In der letzten von den zahllosen Lyrik-Rezensionen, die er für diese Zeitung geschrieben hat, beschäftigte sich Harald Hartung mit dem Zusammenklang von innerer Stimme und dem Gewicht der Welt. Da er selbst dichtete, wusste er nur zu gut, wovon er sprach, wenn er Kollegen Neugier aufs aktuelle Geschehen anempfahl, zugleich aber darauf bestand, dass es auch eine lyrische Notwendigkeit für das geben musste, was dann darüber zu Papier gebracht wird. Und dazu kam noch die Kompetenz des Literaturwissenschaftlers, der von 1971 bis 1998 einen Lehrstuhl an der Technischen Universität Berlin bekleidete und sich dort bevorzugt experimenteller Literatur widmete – deutscher wie internationaler Provenienz.
Als erster Akademiker seiner Familie setzte der 1932 geborene Hartung mit der Intensität seiner Beschäftigungen jenes Arbeitsethos fort, das er vom Vater übernommen hatte, einem Bergmann im Ruhrgebiet. Tiefschürfend waren Hartungs Texte immer.
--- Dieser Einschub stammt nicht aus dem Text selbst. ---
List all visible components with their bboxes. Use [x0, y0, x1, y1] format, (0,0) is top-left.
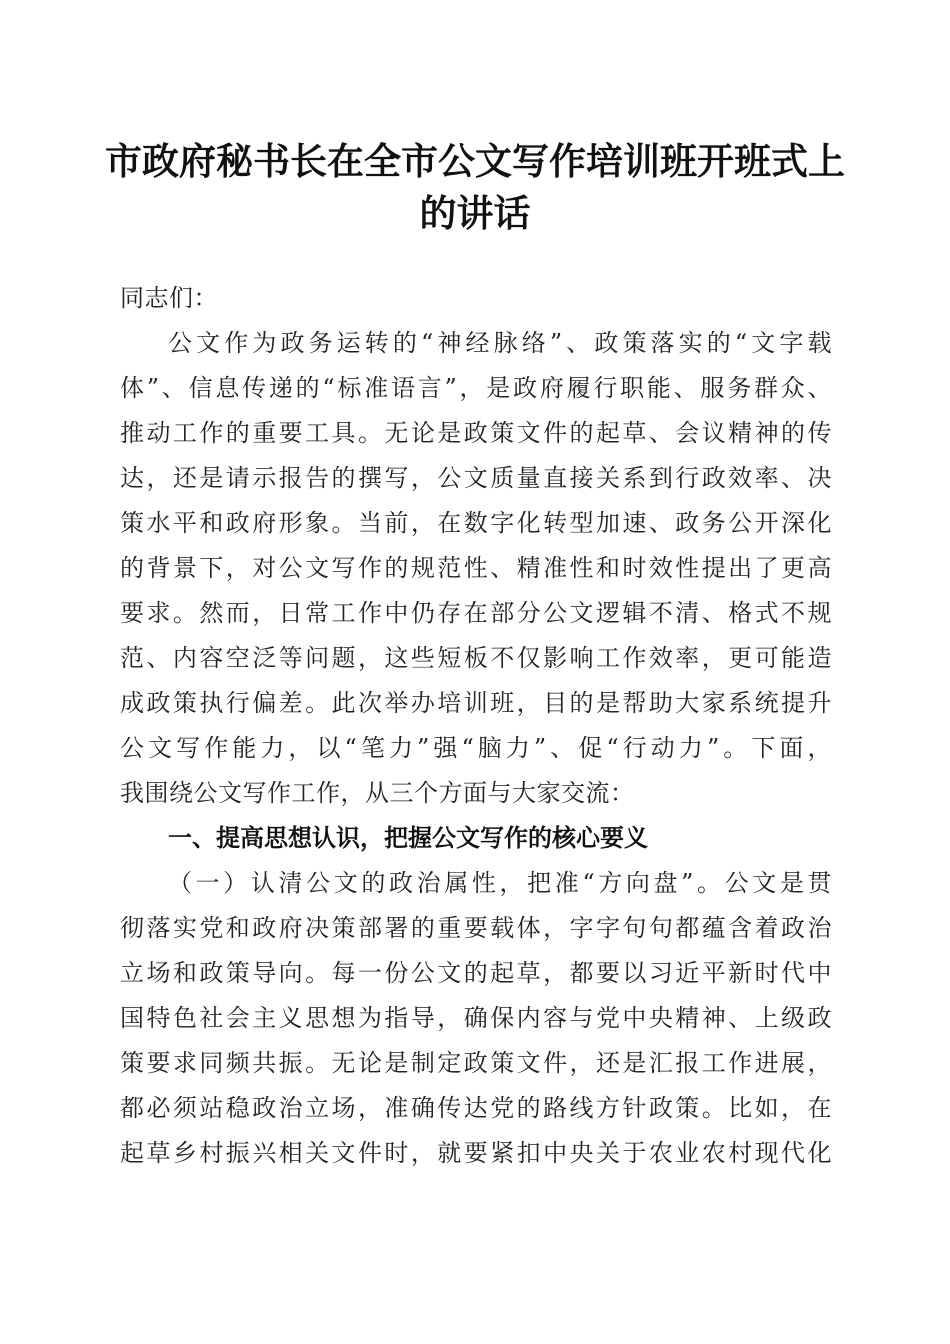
paragraph-line: 成政策执行偏差。此次举办培训班，目的是帮助大家系统提升 [120, 689, 832, 717]
title-line: 的讲话 [419, 191, 531, 235]
title-line: 市政府秘书长在全市公文写作培训班开班式上 [105, 139, 845, 183]
paragraph-line: 策水平和政府形象。当前，在数字化转型加速、政务公开深化 [120, 509, 832, 537]
salutation: 同志们： [120, 284, 218, 312]
paragraph-line: 公文作为政务运转的“神经脉络”、政策落实的“文字载 [168, 329, 832, 357]
paragraph-line: 策要求同频共振。无论是制定政策文件，还是汇报工作进展， [120, 1049, 832, 1077]
paragraph-line: 都必须站稳政治立场，准确传达党的路线方针政策。比如，在 [120, 1094, 832, 1122]
paragraph-line: 起草乡村振兴相关文件时，就要紧扣中央关于农业农村现代化 [120, 1139, 832, 1167]
paragraph-line: 国特色社会主义思想为指导，确保内容与党中央精神、上级政 [120, 1004, 832, 1032]
paragraph-line: 达，还是请示报告的撰写，公文质量直接关系到行政效率、决 [120, 464, 832, 492]
paragraph [120, 321, 832, 816]
document-title [100, 135, 850, 239]
document-body [120, 276, 832, 1176]
paragraph-line: （一）认清公文的政治属性，把准“方向盘”。公文是贯 [168, 869, 832, 897]
paragraph-line: 体”、信息传递的“标准语言”，是政府履行职能、服务群众、 [120, 374, 832, 402]
paragraph [120, 861, 832, 1176]
paragraph-line: 立场和政策导向。每一份公文的起草，都要以习近平新时代中 [120, 959, 832, 987]
paragraph-line: 彻落实党和政府决策部署的重要载体，字字句句都蕴含着政治 [120, 914, 832, 942]
paragraph-line: 要求。然而，日常工作中仍存在部分公文逻辑不清、格式不规 [120, 599, 832, 627]
paragraph-line: 公文写作能力，以“笔力”强“脑力”、促“行动力”。下面， [120, 734, 832, 762]
paragraph-line: 推动工作的重要工具。无论是政策文件的起草、会议精神的传 [120, 419, 832, 447]
paragraph-line: 我围绕公文写作工作，从三个方面与大家交流： [120, 779, 635, 807]
section-heading: 一、提高思想认识，把握公文写作的核心要义 [168, 824, 648, 852]
paragraph-line: 的背景下，对公文写作的规范性、精准性和时效性提出了更高 [120, 554, 832, 582]
paragraph-line: 范、内容空泛等问题，这些短板不仅影响工作效率，更可能造 [120, 644, 832, 672]
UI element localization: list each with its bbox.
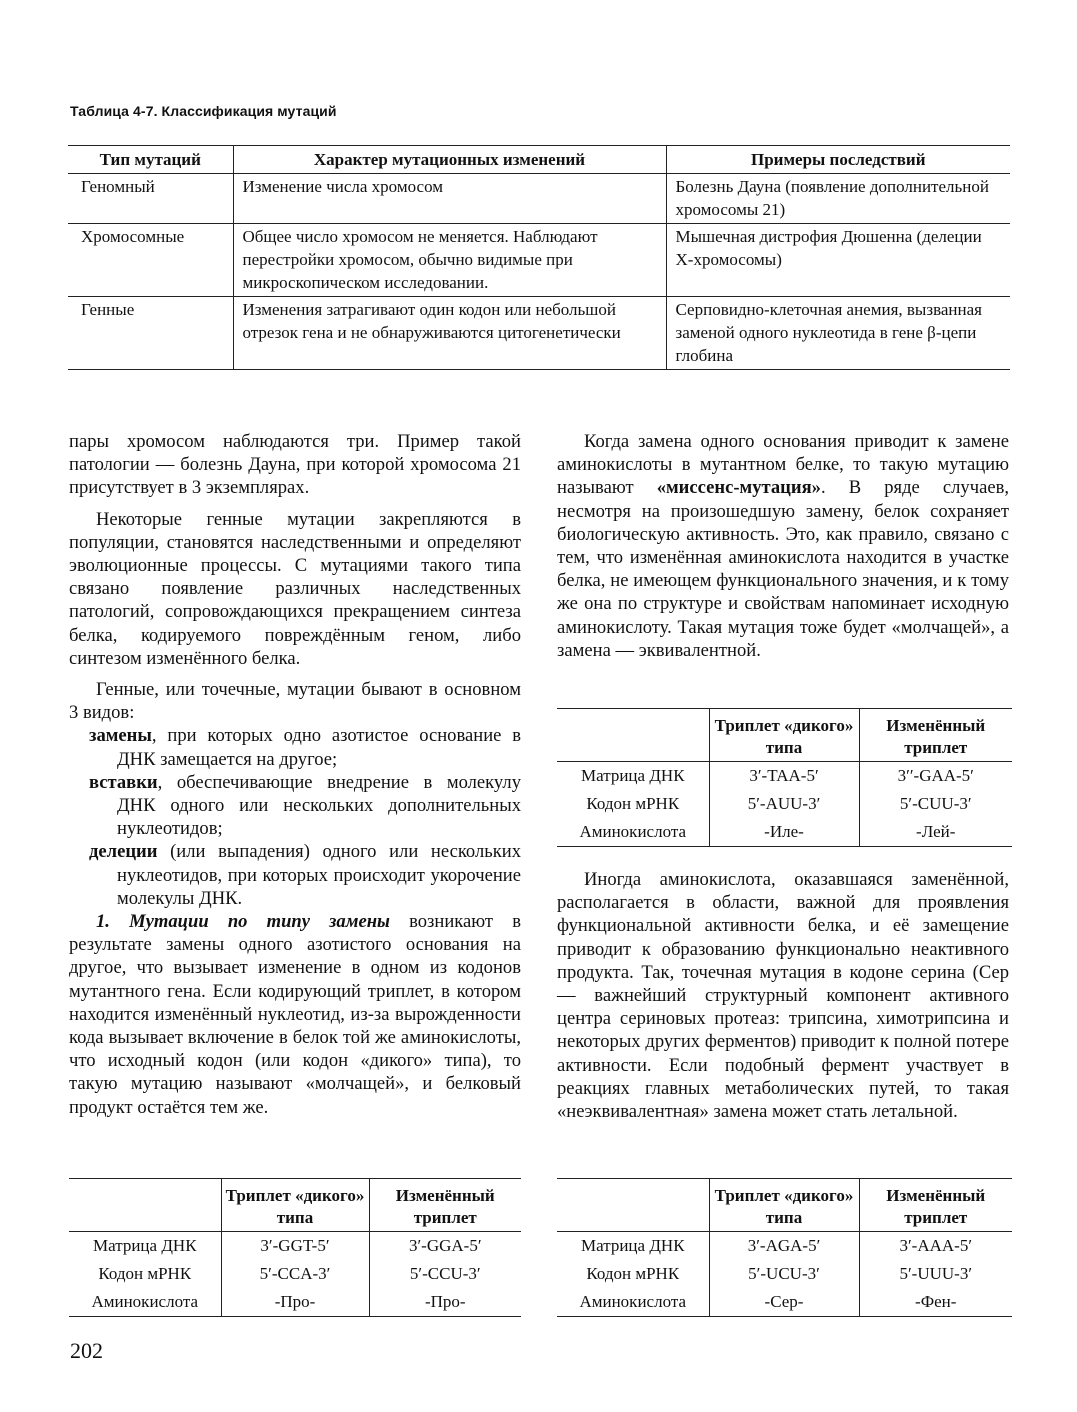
table-cell: 3′′-GAA-5′ — [859, 762, 1012, 791]
table-cell: 5′-CCU-3′ — [369, 1260, 521, 1288]
right-column — [557, 430, 1009, 670]
header-cell: Изменённый триплет — [859, 709, 1012, 762]
table-cell: 5′-UCU-3′ — [709, 1260, 859, 1288]
table-row — [68, 224, 1010, 297]
table-cell: Изменение числа хромосом — [233, 174, 666, 224]
table-row — [69, 1232, 521, 1261]
table-row — [68, 174, 1010, 224]
table-row — [68, 297, 1010, 370]
term: вставки — [89, 771, 158, 793]
table-row — [557, 1288, 1012, 1317]
table-cell: 3′-AGA-5′ — [709, 1232, 859, 1261]
term: делеции — [89, 841, 158, 863]
term: замены — [89, 725, 152, 747]
table-row — [69, 1260, 521, 1288]
table-cell: Матрица ДНК — [580, 766, 685, 785]
left-column — [69, 430, 521, 1127]
table-row — [557, 1260, 1012, 1288]
header-cell: Тип мутаций — [68, 146, 233, 174]
table-cell: Кодон мРНК — [586, 794, 680, 813]
paragraph — [557, 430, 1009, 662]
table-cell: 3′-TAA-5′ — [709, 762, 859, 791]
table-cell: Аминокислота — [557, 818, 709, 847]
right-column-lower — [557, 868, 1009, 1131]
paragraph: Генные, или точечные, мутации бывают в основном 3 видов: — [69, 679, 521, 724]
list-item-text: , обеспечивающие внедрение в молекулу ДНК одного или нескольких дополнительных нуклеотидов; — [117, 771, 521, 840]
list-item-text: , при которых одно азотистое основание в ДНК замещается на другое; — [117, 725, 521, 770]
list-item-text: (или выпадения) одного или нескольких нуклеотидов, при которых происходит укорочение молекулы ДНК. — [117, 841, 521, 909]
table-cell: 3′-AAA-5′ — [859, 1232, 1012, 1261]
table-cell: Матрица ДНК — [580, 1236, 685, 1255]
table-cell: -Лей- — [859, 818, 1012, 847]
paragraph — [69, 910, 521, 1119]
table-cell: 5′-AUU-3′ — [709, 790, 859, 818]
table-row — [557, 762, 1012, 791]
header-cell: Триплет «дикого» типа — [709, 1179, 859, 1232]
header-cell: Триплет «дикого» типа — [221, 1179, 369, 1232]
paragraph-text: Когда замена одного основания приводит к замене аминокислоты в мутантном белке, то такую мутацию называют — [557, 431, 1009, 499]
table-cell: Аминокислота — [557, 1288, 709, 1317]
table-cell: Изменения затрагивают один кодон или небольшой отрезок гена и не обнаруживаются цитогенетически — [233, 297, 666, 370]
list-item — [69, 840, 521, 910]
table-cell: 5′-CUU-3′ — [859, 790, 1012, 818]
header-cell — [69, 1179, 221, 1232]
list-item — [69, 771, 521, 841]
paragraph: Иногда аминокислота, оказавшаяся заменённой, располагается в области, важной для проявления функциональной активности белка, и её замещение приводит к образованию функционально неактивного продукта. Так, точечная мутация в кодоне серина (Сер — важнейший структурный компонент активного центра сериновых протеаз: трипсина, химотрипсина и некоторых других ферментов) приводит к полной потере активности. Если подобный фермент участвует в реакциях главных метаболических путей, то такая «неэквивалентная» замена может стать летальной. — [557, 869, 1009, 1123]
header-cell: Изменённый триплет — [859, 1179, 1012, 1232]
table-row — [557, 1232, 1012, 1261]
header-cell: Примеры последствий — [666, 146, 1010, 174]
header-cell — [557, 709, 709, 762]
header-cell: Триплет «дикого» типа — [709, 709, 859, 762]
table-cell: 5′-UUU-3′ — [859, 1260, 1012, 1288]
table-cell: -Иле- — [709, 818, 859, 847]
table-cell: -Фен- — [859, 1288, 1012, 1317]
table-cell: Генные — [68, 297, 233, 370]
mutation-types-list — [69, 724, 521, 910]
header-cell — [557, 1179, 709, 1232]
list-item — [69, 724, 521, 770]
table-cell: Кодон мРНК — [586, 1264, 680, 1283]
table-row — [557, 818, 1012, 847]
table-cell: Матрица ДНК — [92, 1236, 197, 1255]
paragraph: пары хромосом наблюдаются три. Пример такой патологии — болезнь Дауна, при которой хромосома 21 присутствует в 3 экземплярах. — [69, 431, 521, 499]
triplet-table-pro — [69, 1178, 521, 1317]
table-cell: Болезнь Дауна (появление дополнительной хромосомы 21) — [666, 174, 1010, 224]
table-cell: Мышечная дистрофия Дюшенна (делеции Х-хромосомы) — [666, 224, 1010, 297]
table-caption: Таблица 4-7. Классификация мутаций — [70, 103, 337, 119]
table-row — [69, 1288, 521, 1317]
paragraph-text: . В ряде случаев, несмотря на произошедшую замену, белок сохраняет биологическую активность. Это, как правило, связано с тем, что изменённая аминокислота находится в участке белка, не имеющем функционального значения, и к тому же она по структуре и свойствам напоминает исходную аминокислоту. Такая мутация тоже будет «молчащей», а замена — эквивалентной. — [557, 477, 1010, 661]
table-cell: -Про- — [369, 1288, 521, 1317]
table-cell: Серповидно-клеточная анемия, вызванная заменой одного нуклеотида в гене β-цепи глобина — [666, 297, 1010, 370]
table-cell: -Сер- — [709, 1288, 859, 1317]
table-cell: 3′-GGT-5′ — [221, 1232, 369, 1261]
page-number: 202 — [70, 1338, 103, 1363]
table-row — [557, 790, 1012, 818]
table-cell: Общее число хромосом не меняется. Наблюдают перестройки хромосом, обычно видимые при микроскопическом исследовании. — [233, 224, 666, 297]
mutation-classification-table — [68, 145, 1010, 370]
table-cell: Геномный — [68, 174, 233, 224]
header-cell: Изменённый триплет — [369, 1179, 521, 1232]
term: «миссенс-мутация» — [656, 477, 821, 499]
paragraph: Некоторые генные мутации закрепляются в популяции, становятся наследственными и определяют эволюционные процессы. С мутациями такого типа связано появление различных наследственных патологий, сопровождающихся прекращением синтеза белка, кодируемого повреждённым геном, либо синтезом изменённого белка. — [69, 508, 521, 669]
table-cell: Хромосомные — [68, 224, 233, 297]
triplet-table-ser-phe — [557, 1178, 1012, 1317]
table-cell: 5′-CCA-3′ — [221, 1260, 369, 1288]
table-cell: Кодон мРНК — [98, 1264, 192, 1283]
table-cell: 3′-GGA-5′ — [369, 1232, 521, 1261]
table-cell: Аминокислота — [69, 1288, 221, 1317]
paragraph-text: возникают в результате замены одного азотистого основания на другое, что вызывает изменение в одном из кодонов мутантного гена. Если кодирующий триплет, в котором находится изменённый нуклеотид, из-за вырожденности кода вызывает включение в белок той же аминокислоты, что исходный кодон (или кодон «дикого» типа), то такую мутацию называют «молчащей», и белковый продукт остаётся тем же. — [69, 911, 521, 1118]
section-heading: 1. Мутации по типу замены — [96, 911, 390, 933]
table-cell: -Про- — [221, 1288, 369, 1317]
triplet-table-ile-leu — [557, 708, 1012, 847]
header-cell: Характер мутационных изменений — [233, 146, 666, 174]
table-header-row — [68, 146, 1010, 174]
Kein Wunder, dass er 1974 zu der Gruppe neuer Rezensenten zählte, die Marcel Reich-Ranicki nach dem Antritt als Literaturchef der F.A.Z. für die Mitarbeit am Literaturblatt der Zeitung gewann.
Er hat sich immer vorrangig als Dichter empfunden
Es folgte auch gleich die Aufnahme eines Gedichts von Hartung („Das Paar“ aus dem im selben Jahr erschienenen Band „Reichsbahngelände“) in die damals gerade neu eingerichtete „Frankfurter Anthologie“, und nach zehnjähriger Zusammenarbeit bekam Hartung ein Lob zugeschickt, wie man es in Reich-Ranickis Korrespondenzen selten liest: „Ohne Ihre Manuskripte ist unser ganzer Literaturteil schlapp und reizlos.“ Danach handelten auch alle seine Nachfolger, so dass Hartung bis ins neunzigste Lebensjahr ständiger Rezensent blieb und auch immer wieder interpretierender Beiträger zur „Frankfurter Anthologie“. Niemand sonst aus der anfänglichen Reich-Ranicki-Kritikerriege war der Zeitung so lange als Aktiver treu. Und sie ihm.
Hartungs Aktivitäten waren aber noch breiter gefächert. Nicht nur, dass er gemeinsam mit seiner Frau Freia ein begeisterter Bergwanderer war, er leitete auch mehrere Jahre lang das Literarische Colloquium Berlin, und die Zahl der von ihm verfassten und herausgegebenen Bücher stieg nach der Emeritierung noch einmal an: Zuletzt kam 2023 bei Wallstein der Aufzeichnungsband „Provisorische Schlüsse“ heraus – ein paradoxer Titel angesichts der Sicherheit des Urteils und der Präzision des lyrischen Schaffens.
Da Harald Hartung sich ungeachtet seiner reichhaltigen wissenschaftlichen und rezensorischen Tätigkeit immer vorrangig als Dichter empfunden hat, sei im Angedenken an diesen am vergangenen Samstag im Alter von 92 Jahren nach längerer Krankheit gestorbenen wunderbaren Autor sein Debütgedicht aus der „Frankfurter Anthologie“ noch einmal abgedruckt: „Das Paar / das Hand in Hand über / die Wiese hüpft und nicht / still sein kann weil / es sich Zigaretten / anzündet auf dem / federnden grünen / Trampolin / ist glücklich solang / Musik zu hören ist. / Draußen in den Anlagen / das Grün ist schwarz. / In der Stille riecht / man den Tod. / Er ist die Musik / die man nicht mehr / hört.“ Harald Hartungs innere Stimme jedoch wird uns bleiben.